The US government is investigating reports of Tesla cars braking unexpectedly on motorways.
The so-called "phantom braking" problem is being looked at by US regulator the National Highway Traffic Safety Administration (NHTSA).
It received 354 complaints in the past nine months and its investigation will cover approximately 416,000 Tesla Model 3 and Model Y vehicles from 2021-22.
Drivers say the issue occurs using the Autopilot driver assistance system.
The feature gives the vehicle control over some elements of braking and steering when driving, although it is not a substitute for a human driver.
Despite the name, Tesla recommends drivers remain vigilant and supervise their vehicle, noting the Autopilot ADAS system "does not make the vehicle autonomous".
Tesla is currently under investigation by the NHTSA over two other matters.
In December 2021, it disabled its Passenger Play feature that allowed games to be played on its touchscreen while the car is in motion, leading to an open investigation covering an estimated 580,000 vehicles.
And last August, the NHTSA started to look into the role of the Autopilot system in 11 crashes involving emergency vehicles, covering approximately 765,000 Tesla cars.
The NHTSA's Office of Defects Investigation (ODI) has begun a "preliminary evaluation" into Tesla over the complaints. This is the stage before the agency could officially issue a recall of the vehicles.

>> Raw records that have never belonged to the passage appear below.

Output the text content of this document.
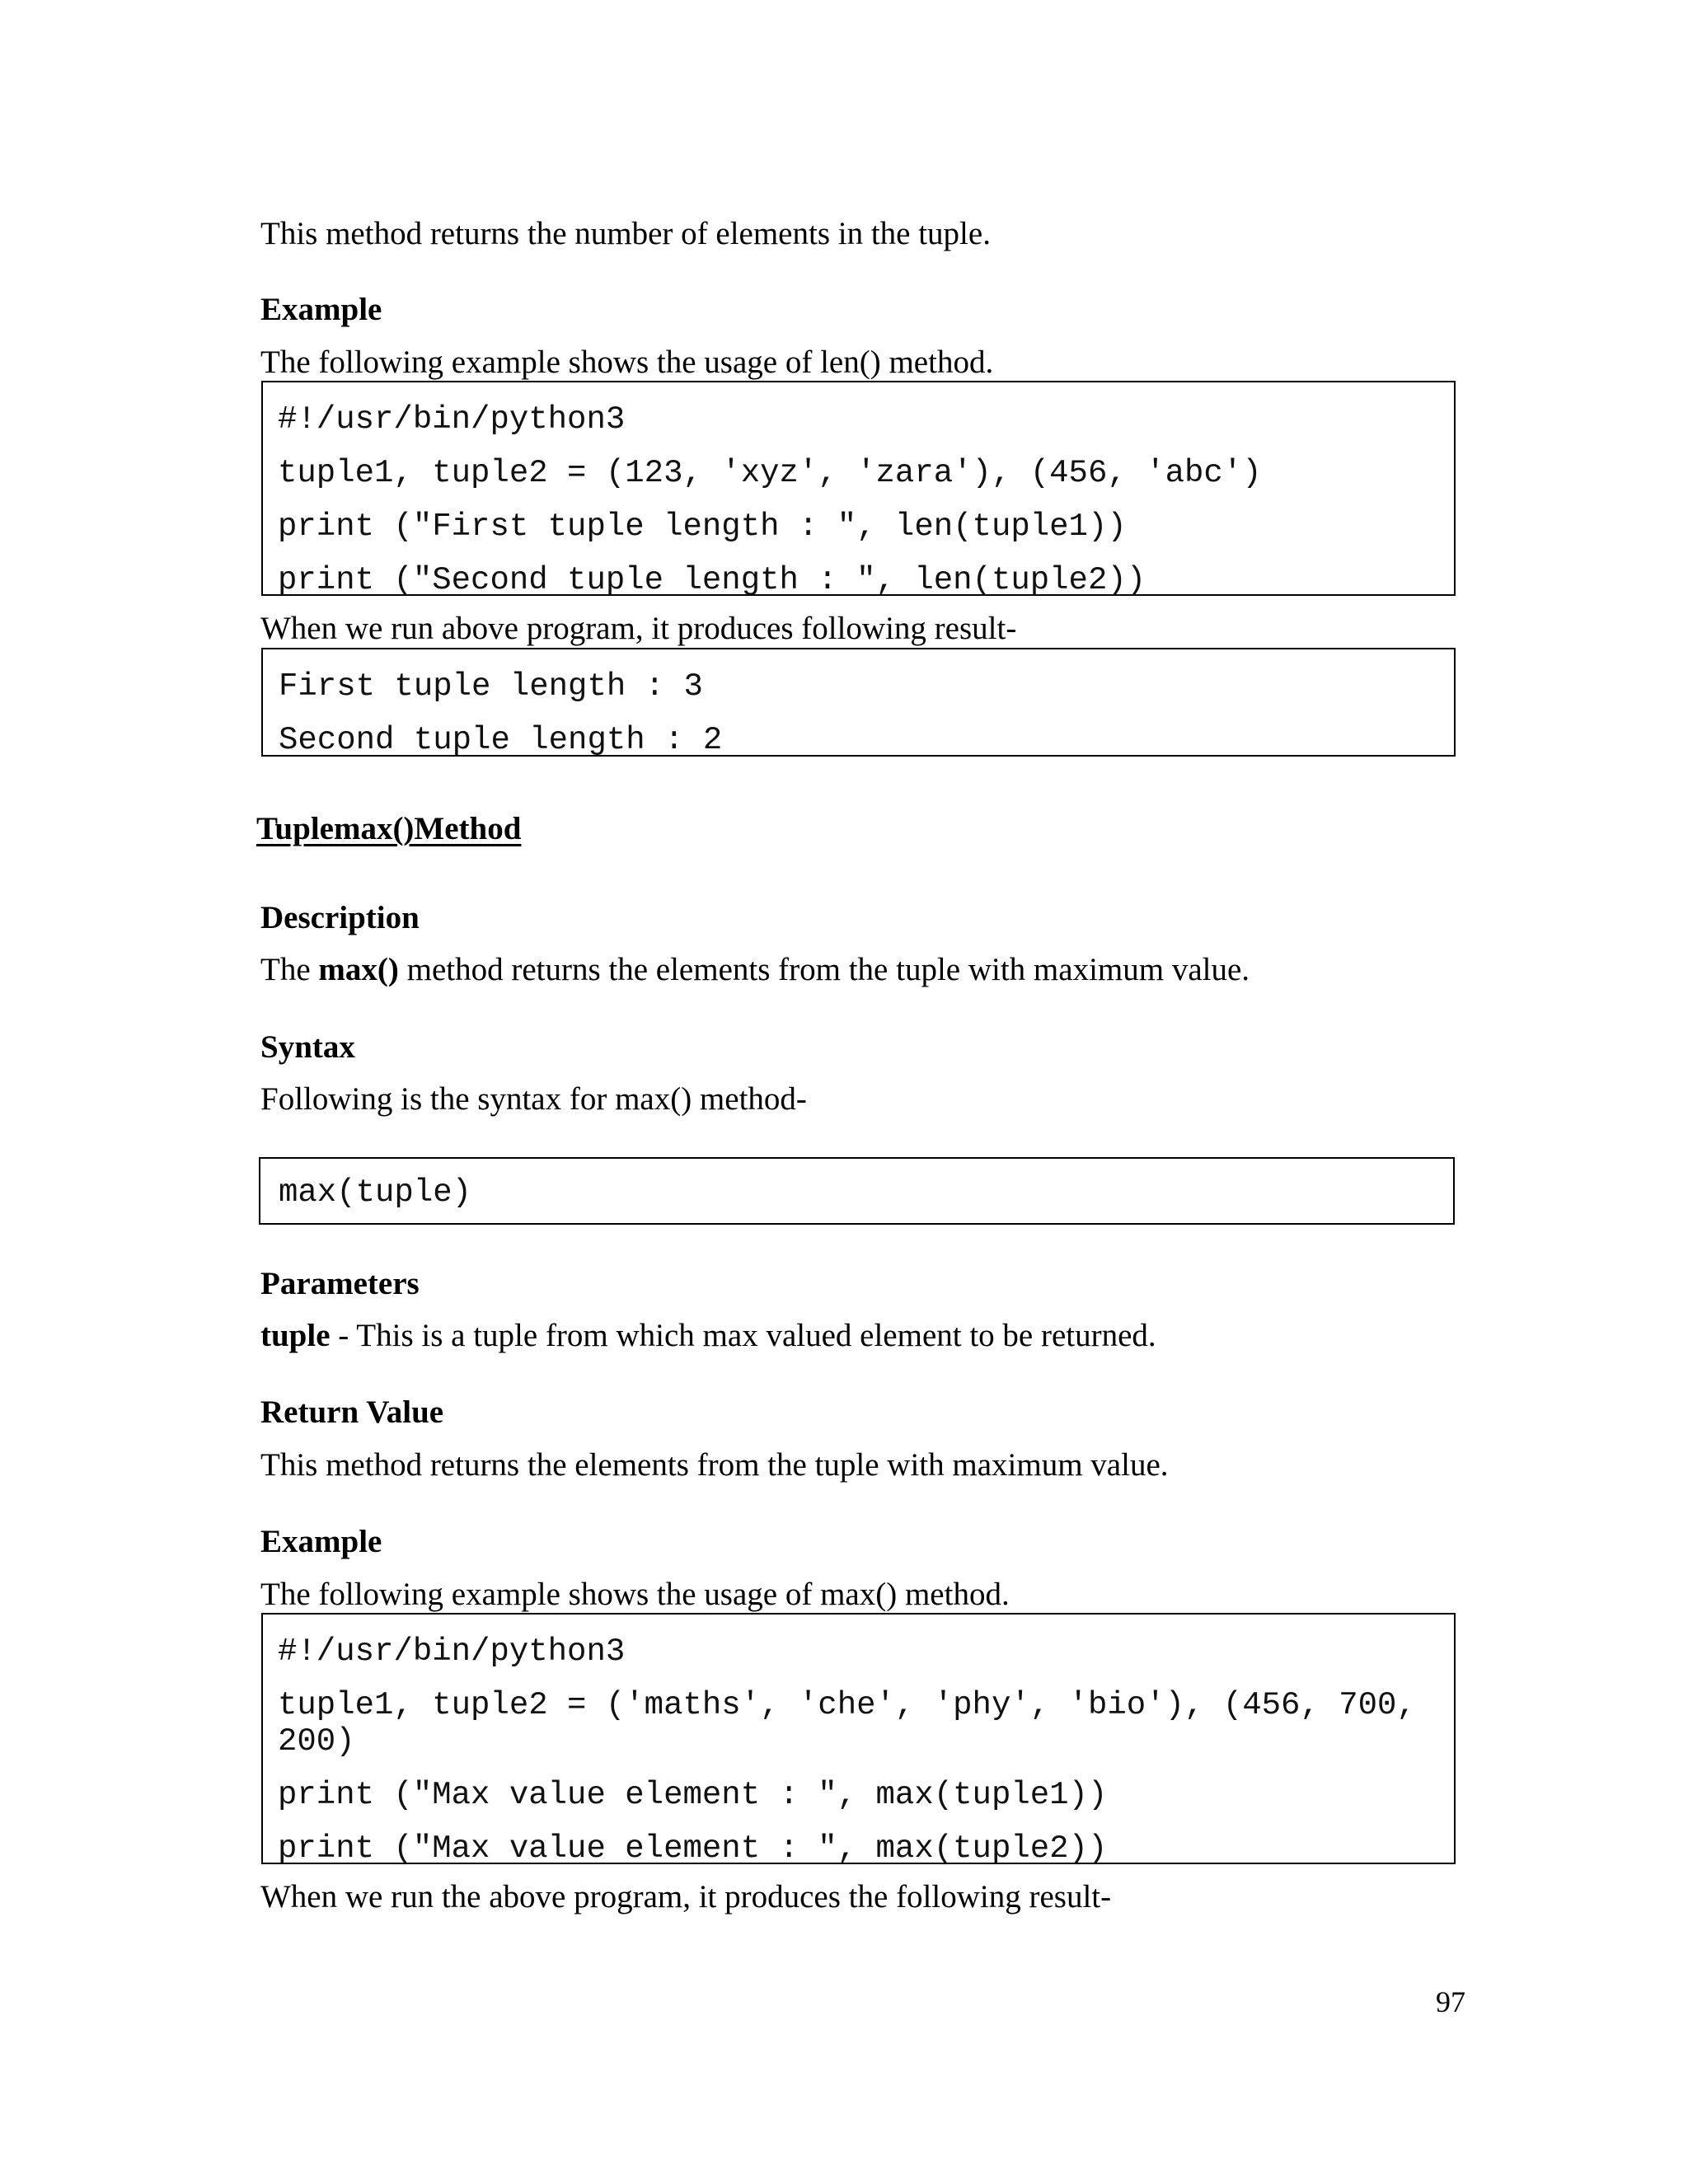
This method returns the number of elements in the tuple.

Example

The following example shows the usage of len() method.

#!/usr/bin/python3

tuple1, tuple2 = (123, 'xyz', 'zara'), (456, 'abc')

print ("First tuple length : ", len(tuple1))

print ("Second tuple length : ", len(tuple2))

When we run above program, it produces following result-

First tuple length : 3

Second tuple length : 2

Tuplemax()Method

Description

The max() method returns the elements from the tuple with maximum value.

Syntax

Following is the syntax for max() method-

max(tuple)

Parameters

tuple - This is a tuple from which max valued element to be returned.

Return Value

This method returns the elements from the tuple with maximum value.

Example

The following example shows the usage of max() method.

#!/usr/bin/python3

tuple1, tuple2 = ('maths', 'che', 'phy', 'bio'), (456, 700,

200)

print ("Max value element : ", max(tuple1))

print ("Max value element : ", max(tuple2))

When we run the above program, it produces the following result-

97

It says there have been no crashes, injuries or fatalities as a result of the incidents.
"The complaints allege that while utilising the ADAS features including adaptive cruise control, the vehicle unexpectedly applies its brakes while driving at highway speeds," the report says.
"Complainants report that the rapid deceleration can occur without warning, at random, and often repeatedly in a single drive cycle.
"ODI is opening this preliminary evaluation to determine the scope and severity of the potential problem and to fully assess the potential safety-related issues."
The NHTSA makes customer complaints publicly available on its website, so consumers can compare vehicle safety.
In one complaint from 11 February 2022, the driver says: "Heavy braking occurs for no apparent reason and with no warning, resulting in several near misses for rear end collisions… this issue has occurred dozens of times during my five months and 10,000-mile ownership."
In another dated 3 February 2022, the user complains of "phantom braking for no apparent reason", stating that their car suddenly decelerated from 73mph down to 59mph "in two seconds".
The BBC has approached Tesla for comment.